Due to the complexity and variety of programs, it is difficult to manually enumerate all bug patterns, especially for those related to API usages or project-specific rules. With the rapid development of software, many past bug fixes accumulate in software version histories. These bug fixes contain valuable samples of illegal coding practices. The gap between existing bug samples and well-defined bug patterns motivates our research.

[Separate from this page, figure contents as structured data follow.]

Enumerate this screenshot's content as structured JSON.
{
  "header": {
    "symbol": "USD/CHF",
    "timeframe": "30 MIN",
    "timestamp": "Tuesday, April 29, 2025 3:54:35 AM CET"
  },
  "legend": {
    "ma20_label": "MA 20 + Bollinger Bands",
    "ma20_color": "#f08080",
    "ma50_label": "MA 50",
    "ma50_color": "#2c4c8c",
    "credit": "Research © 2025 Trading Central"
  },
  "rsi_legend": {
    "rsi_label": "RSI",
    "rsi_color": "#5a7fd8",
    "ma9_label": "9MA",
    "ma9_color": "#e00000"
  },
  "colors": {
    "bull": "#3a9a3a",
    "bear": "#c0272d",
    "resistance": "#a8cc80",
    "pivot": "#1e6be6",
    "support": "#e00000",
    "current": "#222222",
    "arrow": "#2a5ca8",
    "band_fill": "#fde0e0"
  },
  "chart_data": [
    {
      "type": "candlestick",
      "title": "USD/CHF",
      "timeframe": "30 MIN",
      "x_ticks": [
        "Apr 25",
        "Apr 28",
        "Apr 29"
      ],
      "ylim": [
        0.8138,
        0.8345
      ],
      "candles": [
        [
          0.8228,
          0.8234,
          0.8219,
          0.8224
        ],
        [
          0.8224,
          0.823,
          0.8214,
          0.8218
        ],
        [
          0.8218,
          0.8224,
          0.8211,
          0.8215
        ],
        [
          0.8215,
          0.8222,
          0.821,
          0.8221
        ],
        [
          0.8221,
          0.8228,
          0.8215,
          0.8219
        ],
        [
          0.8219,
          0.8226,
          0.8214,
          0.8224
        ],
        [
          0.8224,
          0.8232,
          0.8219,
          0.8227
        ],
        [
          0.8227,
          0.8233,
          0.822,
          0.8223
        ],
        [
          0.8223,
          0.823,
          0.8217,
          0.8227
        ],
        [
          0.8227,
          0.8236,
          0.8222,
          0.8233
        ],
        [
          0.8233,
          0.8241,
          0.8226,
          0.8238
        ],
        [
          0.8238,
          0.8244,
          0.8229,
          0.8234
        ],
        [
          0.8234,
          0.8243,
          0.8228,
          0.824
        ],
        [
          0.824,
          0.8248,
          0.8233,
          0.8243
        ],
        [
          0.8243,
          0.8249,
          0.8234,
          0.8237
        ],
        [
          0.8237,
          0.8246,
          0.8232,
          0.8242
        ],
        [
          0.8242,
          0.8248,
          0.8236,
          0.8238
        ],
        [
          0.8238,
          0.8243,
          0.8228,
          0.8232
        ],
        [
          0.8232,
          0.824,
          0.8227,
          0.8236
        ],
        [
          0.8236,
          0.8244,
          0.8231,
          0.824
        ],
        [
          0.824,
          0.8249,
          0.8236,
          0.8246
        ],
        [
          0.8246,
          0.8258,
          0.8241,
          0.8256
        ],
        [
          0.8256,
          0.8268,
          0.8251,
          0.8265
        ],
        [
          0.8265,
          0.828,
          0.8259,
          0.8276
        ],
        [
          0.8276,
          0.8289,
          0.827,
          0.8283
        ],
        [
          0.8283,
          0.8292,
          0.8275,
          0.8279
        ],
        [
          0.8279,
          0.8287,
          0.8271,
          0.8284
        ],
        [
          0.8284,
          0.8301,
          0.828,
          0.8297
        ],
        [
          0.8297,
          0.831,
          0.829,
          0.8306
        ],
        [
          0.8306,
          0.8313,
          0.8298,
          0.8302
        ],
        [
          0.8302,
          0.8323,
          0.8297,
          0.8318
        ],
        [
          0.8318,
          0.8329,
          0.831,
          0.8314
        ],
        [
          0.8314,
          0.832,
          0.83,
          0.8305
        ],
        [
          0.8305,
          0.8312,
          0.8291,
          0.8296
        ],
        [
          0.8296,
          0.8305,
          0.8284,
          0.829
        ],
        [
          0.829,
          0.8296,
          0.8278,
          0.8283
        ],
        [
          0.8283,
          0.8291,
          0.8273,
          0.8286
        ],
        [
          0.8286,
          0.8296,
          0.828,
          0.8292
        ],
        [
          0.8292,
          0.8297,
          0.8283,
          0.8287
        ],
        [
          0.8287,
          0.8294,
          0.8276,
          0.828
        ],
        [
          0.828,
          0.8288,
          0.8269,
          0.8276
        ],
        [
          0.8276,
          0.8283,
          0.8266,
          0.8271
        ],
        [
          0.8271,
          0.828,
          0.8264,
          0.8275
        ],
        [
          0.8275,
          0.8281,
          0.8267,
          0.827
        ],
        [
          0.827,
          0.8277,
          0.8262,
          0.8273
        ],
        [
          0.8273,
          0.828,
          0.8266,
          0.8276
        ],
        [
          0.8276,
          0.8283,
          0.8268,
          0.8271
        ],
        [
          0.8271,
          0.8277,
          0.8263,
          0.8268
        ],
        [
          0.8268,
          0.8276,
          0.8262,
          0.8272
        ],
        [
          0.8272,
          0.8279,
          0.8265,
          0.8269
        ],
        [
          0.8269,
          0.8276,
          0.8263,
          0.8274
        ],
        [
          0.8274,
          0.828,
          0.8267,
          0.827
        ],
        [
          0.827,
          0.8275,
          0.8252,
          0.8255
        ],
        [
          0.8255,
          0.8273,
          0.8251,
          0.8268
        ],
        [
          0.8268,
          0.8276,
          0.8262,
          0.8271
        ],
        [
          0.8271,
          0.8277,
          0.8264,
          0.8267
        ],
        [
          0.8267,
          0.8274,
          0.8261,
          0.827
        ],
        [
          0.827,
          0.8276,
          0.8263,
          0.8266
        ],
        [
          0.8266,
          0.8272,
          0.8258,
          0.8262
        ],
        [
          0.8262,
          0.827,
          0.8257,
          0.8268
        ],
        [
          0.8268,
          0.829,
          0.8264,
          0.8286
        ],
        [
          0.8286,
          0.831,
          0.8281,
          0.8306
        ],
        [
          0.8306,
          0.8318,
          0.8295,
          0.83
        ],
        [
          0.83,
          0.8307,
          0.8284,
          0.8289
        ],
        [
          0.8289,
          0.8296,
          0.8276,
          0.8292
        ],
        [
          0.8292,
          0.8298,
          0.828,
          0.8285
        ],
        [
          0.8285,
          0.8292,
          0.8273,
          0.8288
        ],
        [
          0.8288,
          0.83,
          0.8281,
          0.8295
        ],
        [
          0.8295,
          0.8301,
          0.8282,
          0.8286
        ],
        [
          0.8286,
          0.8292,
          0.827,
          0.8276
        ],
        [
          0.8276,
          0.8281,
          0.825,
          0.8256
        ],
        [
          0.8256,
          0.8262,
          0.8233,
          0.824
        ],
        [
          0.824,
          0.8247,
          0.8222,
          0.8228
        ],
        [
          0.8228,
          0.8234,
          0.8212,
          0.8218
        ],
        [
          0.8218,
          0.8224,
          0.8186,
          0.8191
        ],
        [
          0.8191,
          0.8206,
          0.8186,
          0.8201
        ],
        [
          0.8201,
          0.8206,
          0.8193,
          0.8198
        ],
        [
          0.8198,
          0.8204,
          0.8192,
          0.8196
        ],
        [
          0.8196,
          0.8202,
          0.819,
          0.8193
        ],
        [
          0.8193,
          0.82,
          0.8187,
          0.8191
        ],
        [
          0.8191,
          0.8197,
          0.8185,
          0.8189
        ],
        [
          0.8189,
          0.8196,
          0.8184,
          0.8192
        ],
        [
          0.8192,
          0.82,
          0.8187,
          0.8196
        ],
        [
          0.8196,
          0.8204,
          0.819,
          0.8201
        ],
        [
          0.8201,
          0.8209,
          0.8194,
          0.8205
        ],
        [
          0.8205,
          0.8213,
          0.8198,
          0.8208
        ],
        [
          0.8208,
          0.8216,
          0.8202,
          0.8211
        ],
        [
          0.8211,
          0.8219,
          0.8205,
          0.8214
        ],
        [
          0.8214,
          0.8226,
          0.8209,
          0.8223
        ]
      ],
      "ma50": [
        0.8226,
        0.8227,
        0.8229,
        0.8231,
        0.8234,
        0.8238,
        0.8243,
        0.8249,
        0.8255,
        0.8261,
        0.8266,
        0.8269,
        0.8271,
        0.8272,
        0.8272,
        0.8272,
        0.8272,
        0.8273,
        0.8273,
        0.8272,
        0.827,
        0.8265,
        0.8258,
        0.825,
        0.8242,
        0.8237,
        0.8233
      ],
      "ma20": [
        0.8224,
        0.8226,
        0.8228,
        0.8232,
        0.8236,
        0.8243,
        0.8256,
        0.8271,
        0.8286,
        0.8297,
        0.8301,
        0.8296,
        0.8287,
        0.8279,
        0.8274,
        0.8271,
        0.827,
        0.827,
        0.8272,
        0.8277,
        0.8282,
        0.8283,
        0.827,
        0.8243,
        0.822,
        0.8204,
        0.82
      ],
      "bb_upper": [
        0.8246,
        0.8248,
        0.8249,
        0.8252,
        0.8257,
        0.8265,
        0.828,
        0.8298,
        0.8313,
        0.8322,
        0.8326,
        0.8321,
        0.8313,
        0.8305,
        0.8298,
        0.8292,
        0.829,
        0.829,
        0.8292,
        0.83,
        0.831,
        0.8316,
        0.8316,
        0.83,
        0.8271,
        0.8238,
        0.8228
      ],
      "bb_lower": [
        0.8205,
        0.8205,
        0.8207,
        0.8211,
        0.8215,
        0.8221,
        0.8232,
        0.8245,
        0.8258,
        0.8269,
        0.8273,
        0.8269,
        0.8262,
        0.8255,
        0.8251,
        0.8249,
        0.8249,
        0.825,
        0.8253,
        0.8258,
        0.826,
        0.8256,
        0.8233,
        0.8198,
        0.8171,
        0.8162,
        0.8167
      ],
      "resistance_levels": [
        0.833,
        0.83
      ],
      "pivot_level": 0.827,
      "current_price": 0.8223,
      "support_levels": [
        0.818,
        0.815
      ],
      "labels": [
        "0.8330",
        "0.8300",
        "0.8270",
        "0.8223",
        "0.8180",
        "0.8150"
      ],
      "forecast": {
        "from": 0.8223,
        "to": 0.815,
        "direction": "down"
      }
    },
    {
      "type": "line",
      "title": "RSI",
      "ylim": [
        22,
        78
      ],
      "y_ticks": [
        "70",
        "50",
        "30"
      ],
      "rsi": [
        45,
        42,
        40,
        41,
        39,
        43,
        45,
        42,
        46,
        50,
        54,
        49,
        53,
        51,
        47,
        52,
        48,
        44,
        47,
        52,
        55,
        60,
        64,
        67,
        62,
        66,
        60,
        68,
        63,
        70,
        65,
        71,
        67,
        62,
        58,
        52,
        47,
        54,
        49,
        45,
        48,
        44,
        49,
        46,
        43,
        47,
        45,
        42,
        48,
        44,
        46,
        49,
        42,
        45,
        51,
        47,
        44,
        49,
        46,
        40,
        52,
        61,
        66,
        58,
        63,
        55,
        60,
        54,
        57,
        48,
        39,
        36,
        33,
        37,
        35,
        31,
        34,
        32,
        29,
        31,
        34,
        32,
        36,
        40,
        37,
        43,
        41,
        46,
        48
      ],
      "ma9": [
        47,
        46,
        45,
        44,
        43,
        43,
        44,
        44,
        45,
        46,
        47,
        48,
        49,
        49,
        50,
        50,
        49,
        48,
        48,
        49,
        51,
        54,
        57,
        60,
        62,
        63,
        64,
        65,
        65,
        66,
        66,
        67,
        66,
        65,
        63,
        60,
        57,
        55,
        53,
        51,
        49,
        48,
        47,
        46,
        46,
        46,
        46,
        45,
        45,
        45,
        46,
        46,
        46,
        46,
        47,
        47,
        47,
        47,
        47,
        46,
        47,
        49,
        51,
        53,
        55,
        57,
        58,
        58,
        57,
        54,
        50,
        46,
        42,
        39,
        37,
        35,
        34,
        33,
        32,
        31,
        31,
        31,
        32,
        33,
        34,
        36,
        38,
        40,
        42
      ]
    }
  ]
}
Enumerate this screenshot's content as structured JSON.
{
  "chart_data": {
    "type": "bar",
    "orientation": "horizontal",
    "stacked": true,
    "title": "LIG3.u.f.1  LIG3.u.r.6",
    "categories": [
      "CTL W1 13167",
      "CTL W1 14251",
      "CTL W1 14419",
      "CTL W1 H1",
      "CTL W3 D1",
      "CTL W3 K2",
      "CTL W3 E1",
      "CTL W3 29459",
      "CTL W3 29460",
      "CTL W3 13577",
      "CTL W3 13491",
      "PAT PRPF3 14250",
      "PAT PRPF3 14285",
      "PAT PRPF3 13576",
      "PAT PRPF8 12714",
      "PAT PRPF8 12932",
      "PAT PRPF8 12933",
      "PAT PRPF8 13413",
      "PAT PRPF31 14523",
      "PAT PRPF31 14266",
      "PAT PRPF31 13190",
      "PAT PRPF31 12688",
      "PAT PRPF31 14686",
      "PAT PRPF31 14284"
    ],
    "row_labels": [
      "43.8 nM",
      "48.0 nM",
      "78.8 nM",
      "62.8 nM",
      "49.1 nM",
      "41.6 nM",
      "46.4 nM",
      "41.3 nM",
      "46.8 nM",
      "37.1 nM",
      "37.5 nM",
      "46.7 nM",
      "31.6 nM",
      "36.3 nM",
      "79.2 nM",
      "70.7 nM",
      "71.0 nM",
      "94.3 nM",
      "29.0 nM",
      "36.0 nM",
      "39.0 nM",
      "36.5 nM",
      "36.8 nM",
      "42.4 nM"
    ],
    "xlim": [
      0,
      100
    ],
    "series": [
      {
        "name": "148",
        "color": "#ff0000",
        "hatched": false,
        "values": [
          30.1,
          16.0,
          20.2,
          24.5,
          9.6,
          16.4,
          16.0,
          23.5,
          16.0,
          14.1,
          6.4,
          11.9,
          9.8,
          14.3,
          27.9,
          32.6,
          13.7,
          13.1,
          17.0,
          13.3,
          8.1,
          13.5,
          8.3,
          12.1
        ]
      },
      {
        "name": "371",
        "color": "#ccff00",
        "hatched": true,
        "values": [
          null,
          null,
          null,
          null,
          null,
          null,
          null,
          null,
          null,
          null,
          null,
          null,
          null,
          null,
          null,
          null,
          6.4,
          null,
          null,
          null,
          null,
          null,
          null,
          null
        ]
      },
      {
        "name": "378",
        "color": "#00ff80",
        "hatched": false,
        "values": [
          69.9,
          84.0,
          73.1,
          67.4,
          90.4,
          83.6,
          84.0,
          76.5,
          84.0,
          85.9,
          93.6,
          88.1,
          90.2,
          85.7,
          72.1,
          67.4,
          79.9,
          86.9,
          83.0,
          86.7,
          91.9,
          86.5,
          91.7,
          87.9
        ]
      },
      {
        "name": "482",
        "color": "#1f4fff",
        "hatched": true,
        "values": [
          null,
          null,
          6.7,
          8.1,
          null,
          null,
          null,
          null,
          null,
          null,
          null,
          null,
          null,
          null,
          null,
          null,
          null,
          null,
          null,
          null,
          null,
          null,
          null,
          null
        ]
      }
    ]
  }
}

In the literature, researchers have explored techniques on learning bug signatures from existing bugs, and a bug signature is defined as a set of program elements explaining the cause/effect of the bug. However, due to various limitations, existing approaches cannot analyze past bug fixes in large scale, and to the best of our knowledge, no previously unknown bugs were ever reported by their work. The major challenge to automatically analyze past bug fixes is that, bug-inducing inputs are typically not recorded, and many bug fixes are partial programs that have compilation errors. As a result, for most bugs in the version history, it is infeasible to reproduce them for dynamic analysis or to feed buggy/fixed code directly into static analysis tools which mostly depend on compilable complete programs. In this paper, we propose an approach, called DEPA, that extracts bug signatures based on accurate partial-code analysis of bug fixes. With its support, we conduct the first large scale evaluation on 6,048 past bug fixes collected from four popular Apache projects. In particular, we use DEPA to infer bug signatures from these fixes, and to check the latest versions of the four projects with the inferred bug signatures. Our results show that DEPA detected 27 unique previously unknown bugs in total, including at least one bug from each project. These bugs are not detected by their developers nor other researchers. Among them, three of our reported bugs are already confirmed and repaired by their developers. Furthermore, our results show that the state-of-the-art tools detected only two of our found bugs, and our filtering techniques improve our precision from 25.5% to 51.5%.